Les neuf kilomètres centraux sont le cœur de l'ascension est — celle où la forêt disparaît, où la roche prend toute la place, où le vent de nord-est commence à se faire sentir sur les épingles exposées. La pente atteint régulièrement 9 à 11% entre le km 9 et le km 14, dans une série de lacets qui découvrent progressivement les sommets des Alpes uranaises. C'est la section où les groupes de course explosent invariablement dans le Tour de Suisse — les puncheurs qui ont pu tenir jusqu'ici lâchent les grimpeurs purs, les grimpeurs purs lâchent ceux qui se sont mal positionnés avant l'entrée dans les lacets. Le Susten est un sélecteur naturel et sans appel dans cette zone, d'autant que l'altitude commence à se faire sentir à 1 800-2 000 mètres pour les organismes non acclimatés. La vue plongeante sur la vallée de la Reuss depuis les virages à 1 900 mètres est saisissante — Wassen, minuscule, 1 000 mètres en dessous, rappelle la distance parcourue.
Les trois derniers kilomètres entrent dans le cirque terminal à une pente légèrement plus douce (6-7%) — une fausse accalmie pour des jambes déjà engagées à fond depuis le bas. Le paysage bascule définitivement dans le minéral et le glaciaire : les névés persistants bordent la route jusqu'en juillet, les lacs de fonte aux couleurs laiteuses apparaissent dans le fond du vallon, et les parois des Sustenhorn (3 503 m) et du Stucklistock (3 313 m) ferment l'horizon. Le sommet à 2 224 mètres marque la frontière Berne-Uri. Côté bernois, le Steingletscher se révèle dans toute son ampleur déclinante — ou ce qu'il en reste. L'infrastructure au sommet est sobre : pas d'hôtel d'altitude, un restaurant modeste. Le col ne cherche pas à impressionner avec du béton. La montagne suffit.

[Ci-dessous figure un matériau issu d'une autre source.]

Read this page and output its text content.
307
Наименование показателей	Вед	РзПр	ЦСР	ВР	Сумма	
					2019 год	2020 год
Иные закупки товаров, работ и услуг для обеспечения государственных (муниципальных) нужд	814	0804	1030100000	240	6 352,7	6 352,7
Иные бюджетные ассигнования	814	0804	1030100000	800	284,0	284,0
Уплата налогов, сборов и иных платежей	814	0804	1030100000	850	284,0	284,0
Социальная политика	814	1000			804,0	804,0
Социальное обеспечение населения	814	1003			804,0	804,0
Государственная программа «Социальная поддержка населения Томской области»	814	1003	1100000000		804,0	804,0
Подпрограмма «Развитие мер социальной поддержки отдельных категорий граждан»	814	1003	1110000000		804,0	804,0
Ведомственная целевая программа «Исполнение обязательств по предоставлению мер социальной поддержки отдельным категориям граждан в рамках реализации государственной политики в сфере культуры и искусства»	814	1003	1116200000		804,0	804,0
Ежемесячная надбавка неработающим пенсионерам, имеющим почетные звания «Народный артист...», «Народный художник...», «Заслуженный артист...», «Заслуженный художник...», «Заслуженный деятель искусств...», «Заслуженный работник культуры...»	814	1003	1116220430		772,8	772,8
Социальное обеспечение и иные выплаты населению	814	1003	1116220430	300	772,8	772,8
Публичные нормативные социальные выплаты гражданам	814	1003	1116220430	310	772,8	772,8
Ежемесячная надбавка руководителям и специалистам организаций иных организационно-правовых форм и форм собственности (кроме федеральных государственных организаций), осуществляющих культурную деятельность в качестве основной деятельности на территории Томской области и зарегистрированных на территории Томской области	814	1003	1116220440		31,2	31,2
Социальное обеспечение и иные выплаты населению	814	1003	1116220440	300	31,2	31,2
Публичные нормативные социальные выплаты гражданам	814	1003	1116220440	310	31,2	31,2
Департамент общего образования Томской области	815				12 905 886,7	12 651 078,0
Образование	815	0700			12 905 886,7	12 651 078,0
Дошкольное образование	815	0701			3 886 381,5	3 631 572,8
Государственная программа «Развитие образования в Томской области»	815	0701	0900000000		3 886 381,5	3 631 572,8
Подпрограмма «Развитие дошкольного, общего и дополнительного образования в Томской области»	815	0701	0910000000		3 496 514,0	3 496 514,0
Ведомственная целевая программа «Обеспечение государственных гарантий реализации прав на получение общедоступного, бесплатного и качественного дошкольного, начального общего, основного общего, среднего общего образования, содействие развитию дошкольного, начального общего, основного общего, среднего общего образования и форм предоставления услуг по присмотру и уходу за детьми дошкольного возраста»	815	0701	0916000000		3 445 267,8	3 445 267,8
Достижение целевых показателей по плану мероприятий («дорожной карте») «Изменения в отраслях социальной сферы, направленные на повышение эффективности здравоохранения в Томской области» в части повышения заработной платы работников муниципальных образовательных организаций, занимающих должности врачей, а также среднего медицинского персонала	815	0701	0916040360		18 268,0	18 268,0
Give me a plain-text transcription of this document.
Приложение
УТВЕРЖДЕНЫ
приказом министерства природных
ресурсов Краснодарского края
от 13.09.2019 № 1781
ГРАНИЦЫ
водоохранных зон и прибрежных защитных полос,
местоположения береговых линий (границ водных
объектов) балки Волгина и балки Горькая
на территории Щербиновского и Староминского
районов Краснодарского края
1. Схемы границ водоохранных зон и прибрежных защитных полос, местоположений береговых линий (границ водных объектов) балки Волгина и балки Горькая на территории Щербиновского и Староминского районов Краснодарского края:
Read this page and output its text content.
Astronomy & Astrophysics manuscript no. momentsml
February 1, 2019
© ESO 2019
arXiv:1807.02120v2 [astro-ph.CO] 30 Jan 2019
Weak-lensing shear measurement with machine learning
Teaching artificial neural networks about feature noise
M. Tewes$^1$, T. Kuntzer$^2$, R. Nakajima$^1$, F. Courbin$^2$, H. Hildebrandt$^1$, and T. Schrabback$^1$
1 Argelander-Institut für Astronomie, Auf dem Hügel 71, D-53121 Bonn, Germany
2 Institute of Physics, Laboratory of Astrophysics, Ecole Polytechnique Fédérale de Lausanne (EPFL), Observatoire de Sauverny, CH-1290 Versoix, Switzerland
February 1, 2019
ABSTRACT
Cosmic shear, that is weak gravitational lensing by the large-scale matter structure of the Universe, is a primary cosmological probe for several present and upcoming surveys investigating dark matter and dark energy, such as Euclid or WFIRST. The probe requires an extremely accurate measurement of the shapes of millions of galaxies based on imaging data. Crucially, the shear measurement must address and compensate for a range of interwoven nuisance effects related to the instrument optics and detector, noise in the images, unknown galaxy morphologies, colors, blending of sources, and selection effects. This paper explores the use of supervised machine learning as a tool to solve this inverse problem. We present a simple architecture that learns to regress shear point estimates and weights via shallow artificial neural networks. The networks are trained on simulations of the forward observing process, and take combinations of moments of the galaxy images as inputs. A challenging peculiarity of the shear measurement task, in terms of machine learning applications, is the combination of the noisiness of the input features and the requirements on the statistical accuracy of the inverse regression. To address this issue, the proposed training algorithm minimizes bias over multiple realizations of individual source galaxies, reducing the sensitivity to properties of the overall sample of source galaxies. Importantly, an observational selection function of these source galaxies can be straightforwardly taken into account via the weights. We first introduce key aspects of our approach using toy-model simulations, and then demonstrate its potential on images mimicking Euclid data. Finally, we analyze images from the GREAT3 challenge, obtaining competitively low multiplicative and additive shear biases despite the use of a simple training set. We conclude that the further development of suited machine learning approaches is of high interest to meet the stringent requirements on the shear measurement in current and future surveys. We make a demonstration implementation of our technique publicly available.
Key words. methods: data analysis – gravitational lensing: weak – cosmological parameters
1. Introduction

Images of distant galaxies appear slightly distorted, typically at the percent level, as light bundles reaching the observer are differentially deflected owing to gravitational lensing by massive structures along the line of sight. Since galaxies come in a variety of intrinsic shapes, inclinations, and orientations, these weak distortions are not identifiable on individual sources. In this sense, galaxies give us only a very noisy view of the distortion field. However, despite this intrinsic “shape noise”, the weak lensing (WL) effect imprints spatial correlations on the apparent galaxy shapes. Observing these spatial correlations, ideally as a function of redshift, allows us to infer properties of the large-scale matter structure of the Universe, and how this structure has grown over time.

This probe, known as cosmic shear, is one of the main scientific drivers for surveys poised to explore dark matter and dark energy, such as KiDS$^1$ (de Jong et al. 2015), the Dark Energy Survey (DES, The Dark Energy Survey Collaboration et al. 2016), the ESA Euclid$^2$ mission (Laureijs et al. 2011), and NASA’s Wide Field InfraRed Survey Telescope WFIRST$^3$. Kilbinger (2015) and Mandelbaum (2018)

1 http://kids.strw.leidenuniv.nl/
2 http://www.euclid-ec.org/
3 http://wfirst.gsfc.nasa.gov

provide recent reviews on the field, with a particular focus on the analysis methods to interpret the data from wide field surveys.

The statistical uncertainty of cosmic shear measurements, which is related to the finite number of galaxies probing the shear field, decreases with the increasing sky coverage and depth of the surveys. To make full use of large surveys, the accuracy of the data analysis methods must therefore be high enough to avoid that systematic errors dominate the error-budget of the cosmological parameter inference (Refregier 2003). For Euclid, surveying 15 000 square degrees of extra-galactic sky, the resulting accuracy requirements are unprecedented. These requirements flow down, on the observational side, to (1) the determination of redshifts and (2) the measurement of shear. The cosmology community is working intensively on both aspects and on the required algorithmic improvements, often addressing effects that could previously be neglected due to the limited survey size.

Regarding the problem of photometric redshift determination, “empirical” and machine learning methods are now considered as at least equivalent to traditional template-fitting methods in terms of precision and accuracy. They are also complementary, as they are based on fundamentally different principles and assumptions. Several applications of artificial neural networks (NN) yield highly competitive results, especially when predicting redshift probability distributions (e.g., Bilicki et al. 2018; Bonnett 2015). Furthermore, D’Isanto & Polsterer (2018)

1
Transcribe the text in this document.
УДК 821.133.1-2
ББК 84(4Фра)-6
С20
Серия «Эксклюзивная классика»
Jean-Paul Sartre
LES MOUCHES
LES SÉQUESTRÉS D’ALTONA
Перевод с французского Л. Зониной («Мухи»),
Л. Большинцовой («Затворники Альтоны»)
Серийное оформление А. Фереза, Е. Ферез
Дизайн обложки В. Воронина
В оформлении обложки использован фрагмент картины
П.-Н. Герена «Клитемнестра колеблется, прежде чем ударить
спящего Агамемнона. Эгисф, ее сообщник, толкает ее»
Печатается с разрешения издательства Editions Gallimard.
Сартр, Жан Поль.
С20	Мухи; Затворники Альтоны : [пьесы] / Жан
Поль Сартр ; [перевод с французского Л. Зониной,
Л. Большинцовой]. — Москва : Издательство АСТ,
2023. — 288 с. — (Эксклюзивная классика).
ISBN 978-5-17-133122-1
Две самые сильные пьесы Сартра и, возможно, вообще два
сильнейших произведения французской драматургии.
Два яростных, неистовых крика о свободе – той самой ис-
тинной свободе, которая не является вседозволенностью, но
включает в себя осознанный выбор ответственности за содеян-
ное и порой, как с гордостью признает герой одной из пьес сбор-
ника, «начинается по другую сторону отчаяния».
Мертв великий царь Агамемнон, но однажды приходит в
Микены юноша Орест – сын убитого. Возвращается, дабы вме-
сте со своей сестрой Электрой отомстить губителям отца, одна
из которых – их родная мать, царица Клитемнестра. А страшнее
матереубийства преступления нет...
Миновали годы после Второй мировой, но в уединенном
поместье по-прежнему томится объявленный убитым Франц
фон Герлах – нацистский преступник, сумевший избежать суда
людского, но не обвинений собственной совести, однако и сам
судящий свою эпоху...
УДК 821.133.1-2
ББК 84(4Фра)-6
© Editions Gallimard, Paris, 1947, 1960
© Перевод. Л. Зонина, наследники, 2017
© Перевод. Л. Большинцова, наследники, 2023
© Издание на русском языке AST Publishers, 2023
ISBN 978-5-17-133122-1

051945 — Le col construit pendant la guerre, ouvert à la paix
La route du Susten a été construite entre 1938 et 1945 — c'est-à-dire entièrement pendant la période de la Seconde Guerre mondiale. La Suisse, neutre mais encerclée, avait un besoin stratégique urgent de liaisons transalpines supplémentaires. Le Gotthard voisin était la grande artère économique et militaire, mais une route de plus entre le centre et l'Urnerland avait une valeur de désenclavement et de résilience. La construction a mobilisé des milliers d'ouvriers, dont beaucoup de saisonniers italiens et espagnols — dans des conditions difficiles, à des altitudes qui rendaient les travaux hivernaux quasi-impossibles.
Le Susten a ouvert ses premières saisons estivales en 1945, au moment précis où l'Europe sortait du conflit. Il fut immédiatement adopté par le cyclotourisme helvétique d'après-guerre — une population qui cherchait la liberté de mouvement après six ans de restrictions, et qui trouva dans ce nouveau col spectaculaire entre Berne et Uri une destination de choix. Le Tour de Suisse ne tarda pas à l'intégrer dans ses étapes alpines. Mais contrairement au Nufenen, qui resta confidentiel faute d'images fortes, le Susten avait le Steingletscher — une carte postale naturelle qui le propulsa rapidement dans la conscience collective des passionnés de grands cols.
06Le Susten dans les grandes courses — Tour de Suisse, verdict annuel
07Les particularités — ce qui rend le Susten unique dans les Alpes suisses
08Palmarès — les grimpeurs que le Susten a révélés ou confirmés
« Le Susten depuis Wassen ne ment pas. Il n'y a pas de section facile pour souffler, pas de mur court pour faire semblant d'attaquer. Dix-sept kilomètres à 7,7%, tu grimpes à ton niveau. Ni plus, ni moins. »
— Résumé d'un directeur sportif du Tour de Suisse, qui dit en une phrase ce que les données expriment en chiffres : le Susten est un test de vérité sur la durée. Le glacier au-dessus ajoute le décor. La pente fait le reste.